Tech jobs unaffected by SA economic woes

Though the country faces an unemployment rate of close to 25 percent and economic growth negatively affected by striking miners, demand for ICT skills remains relatively unaffected in South Africa.

Arnold Graaf, CEO of IT recruitment agency Compuways, told BusinessTech that ICT was remaining strong in the face of widespread economic difficulties facing the country. The CareerJunction Index in June showed a 25 percent year-on-year growth in the sector.

“Information technology drives business – which drives the economy,” he said. “The ICT sector is definitely growing steadily since the recession from 2-3 years ago.”

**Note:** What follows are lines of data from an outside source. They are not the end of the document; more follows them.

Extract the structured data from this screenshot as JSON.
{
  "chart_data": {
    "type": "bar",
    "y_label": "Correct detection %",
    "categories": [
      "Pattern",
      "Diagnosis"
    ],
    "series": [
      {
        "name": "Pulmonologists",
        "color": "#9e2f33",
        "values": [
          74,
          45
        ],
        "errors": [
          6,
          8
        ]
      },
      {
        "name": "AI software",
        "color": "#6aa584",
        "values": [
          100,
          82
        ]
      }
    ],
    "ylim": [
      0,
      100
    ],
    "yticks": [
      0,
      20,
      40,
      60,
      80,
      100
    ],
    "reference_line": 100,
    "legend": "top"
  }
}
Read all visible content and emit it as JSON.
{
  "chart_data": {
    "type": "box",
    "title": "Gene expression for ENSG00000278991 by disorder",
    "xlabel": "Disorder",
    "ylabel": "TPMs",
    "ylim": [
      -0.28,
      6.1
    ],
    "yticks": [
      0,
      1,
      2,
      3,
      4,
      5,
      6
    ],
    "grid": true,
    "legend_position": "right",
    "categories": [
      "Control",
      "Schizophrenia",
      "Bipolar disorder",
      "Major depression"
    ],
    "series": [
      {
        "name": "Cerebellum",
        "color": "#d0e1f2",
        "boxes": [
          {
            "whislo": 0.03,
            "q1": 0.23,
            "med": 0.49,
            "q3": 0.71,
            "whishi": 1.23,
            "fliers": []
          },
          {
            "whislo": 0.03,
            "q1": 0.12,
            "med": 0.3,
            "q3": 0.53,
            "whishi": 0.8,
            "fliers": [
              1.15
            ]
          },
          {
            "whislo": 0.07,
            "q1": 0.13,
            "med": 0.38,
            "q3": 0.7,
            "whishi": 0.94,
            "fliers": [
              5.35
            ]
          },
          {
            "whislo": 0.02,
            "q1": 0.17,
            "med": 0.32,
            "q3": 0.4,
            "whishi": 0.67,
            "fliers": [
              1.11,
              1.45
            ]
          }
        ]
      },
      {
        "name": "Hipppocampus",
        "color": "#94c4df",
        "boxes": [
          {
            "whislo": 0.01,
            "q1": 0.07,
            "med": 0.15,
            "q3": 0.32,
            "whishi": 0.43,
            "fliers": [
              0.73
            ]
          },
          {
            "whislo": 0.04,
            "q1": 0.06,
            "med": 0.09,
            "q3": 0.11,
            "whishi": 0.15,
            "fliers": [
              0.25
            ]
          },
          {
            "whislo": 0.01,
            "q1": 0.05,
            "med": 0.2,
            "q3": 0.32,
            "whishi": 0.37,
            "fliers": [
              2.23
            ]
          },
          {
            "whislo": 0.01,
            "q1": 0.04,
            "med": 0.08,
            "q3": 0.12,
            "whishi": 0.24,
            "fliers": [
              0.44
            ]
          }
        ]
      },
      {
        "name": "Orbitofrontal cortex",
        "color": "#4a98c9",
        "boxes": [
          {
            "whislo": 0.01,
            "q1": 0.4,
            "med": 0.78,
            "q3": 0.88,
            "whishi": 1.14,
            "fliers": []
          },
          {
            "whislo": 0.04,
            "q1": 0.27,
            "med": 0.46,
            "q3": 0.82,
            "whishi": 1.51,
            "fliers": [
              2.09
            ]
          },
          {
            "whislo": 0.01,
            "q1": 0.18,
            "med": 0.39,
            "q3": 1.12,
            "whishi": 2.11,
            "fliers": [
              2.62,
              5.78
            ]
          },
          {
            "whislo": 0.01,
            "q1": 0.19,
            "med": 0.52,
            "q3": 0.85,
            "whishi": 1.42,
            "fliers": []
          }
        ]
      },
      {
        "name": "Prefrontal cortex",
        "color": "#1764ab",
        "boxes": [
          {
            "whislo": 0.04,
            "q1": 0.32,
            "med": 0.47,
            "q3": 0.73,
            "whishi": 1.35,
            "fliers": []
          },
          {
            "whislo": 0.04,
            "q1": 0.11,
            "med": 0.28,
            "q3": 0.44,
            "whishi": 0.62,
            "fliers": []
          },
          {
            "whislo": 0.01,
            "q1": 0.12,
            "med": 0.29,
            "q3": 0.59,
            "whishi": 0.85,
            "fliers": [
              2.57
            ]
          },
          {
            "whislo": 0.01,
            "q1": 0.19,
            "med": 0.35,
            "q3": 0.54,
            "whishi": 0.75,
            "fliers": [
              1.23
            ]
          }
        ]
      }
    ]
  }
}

The South African economy has been in turmoil in recent months, with strikes beginning to spread and the rand falling to a three-year low against the dollar. Rating agency Standard & Poor’s recently followed its rival Moody’s in downgrading the country’s rating by a notch, the first time such an event has taken place since the end of apartheid.

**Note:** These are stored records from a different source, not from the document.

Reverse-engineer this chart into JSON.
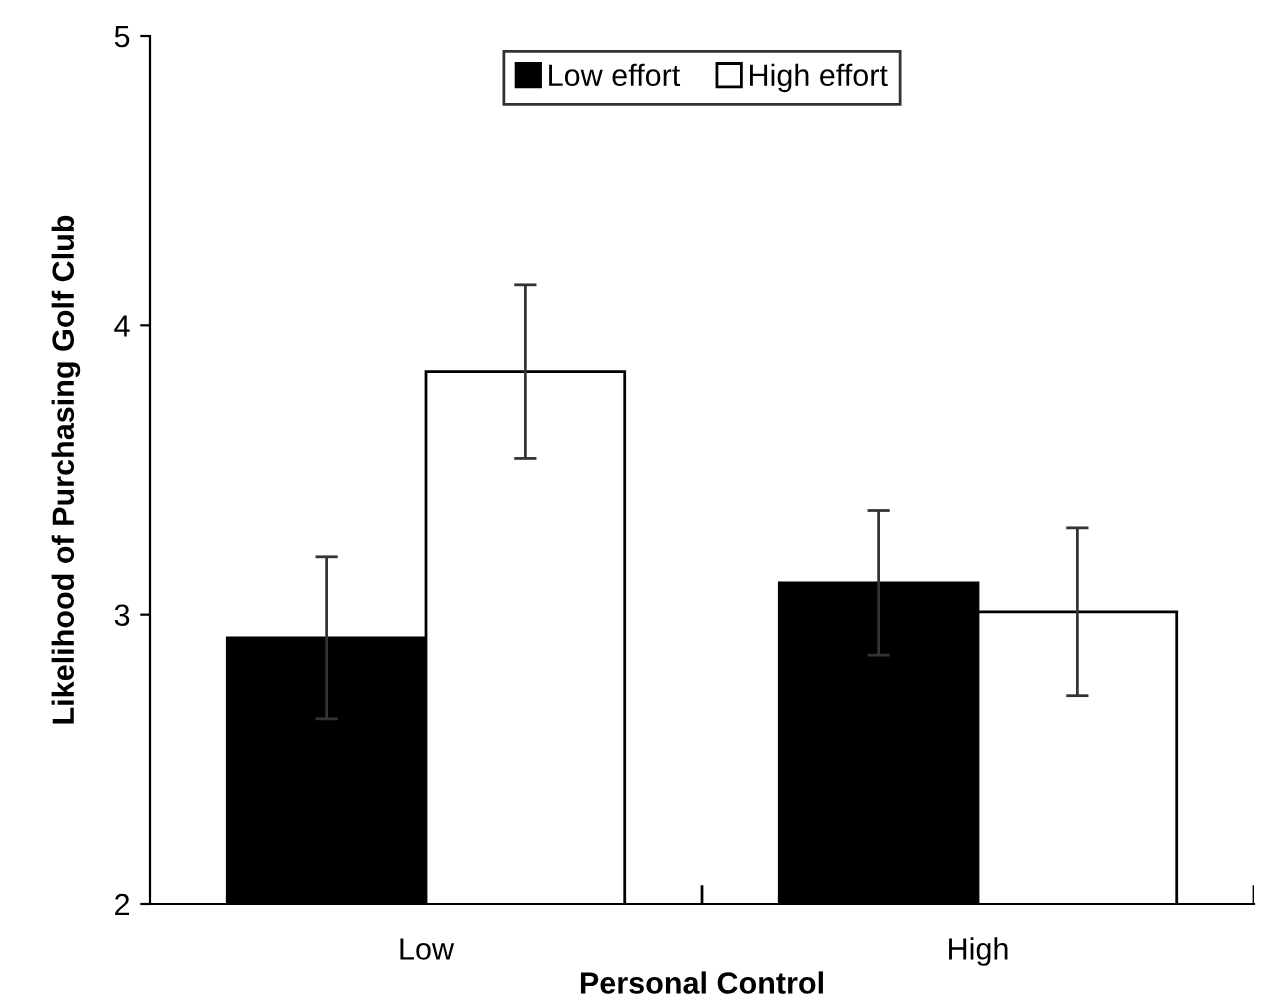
{
  "chart_data": {
    "type": "bar",
    "xlabel": "Personal Control",
    "ylabel": "Likelihood of Purchasing Golf Club",
    "categories": [
      "Low",
      "High"
    ],
    "series": [
      {
        "name": "Low effort",
        "color": "#000000",
        "values": [
          2.92,
          3.11
        ],
        "errors": [
          0.28,
          0.25
        ]
      },
      {
        "name": "High effort",
        "color": "#ffffff",
        "values": [
          3.84,
          3.01
        ],
        "errors": [
          0.3,
          0.29
        ]
      }
    ],
    "ylim": [
      2,
      5
    ],
    "yticks": [
      2,
      3,
      4,
      5
    ],
    "grid": false,
    "legend": "top"
  }
}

“In our view, the strikes in South Africa’s mining sector will likely feed into the political debate in the run-up to the 2014 elections, which may increase uncertainties related to the African National Congress’ future policy framework,” Standard & Poor said. Deutsche Bank analysts suggest more than 90,000 people – 30 percent of South Africa’s mining workforce – are currently on strike, which could result in the loss of 2.5 percent of South Africa’s GDP.

Yet the tech sector seems to have weathered these storms. Susan Rousseau, client development manager at recruitment agency Insource.ICT, told BusinessTech that economic conditions had not affected ICT employment and that the industry “has shown growth in key areas”.

“ICT recruitment has become more specialist as the IT industry has evolved,” she said. “Most of the players are specialist, niche agencies focused only on the recruitment of IT people.”

She said that prospects for educated, skilled IIT workers in the current market were “extremely favourable”.

“To expand the South African skills base, the IT industry needs to attract young, bright graduates who view IT as a long term career,” Rousseau said. This will be music to the ears of South Africa’s unemployed, particularly graduates. Statistics South Africa says the country has an unemployment rate at 24.9 percent, with university graduates badly affected.

“Despite overall levels of unemployment declining year-on-year, the number of unemployed persons increased by 24,000 among those with tertiary education,” Statistics South Africa said in its most recent report.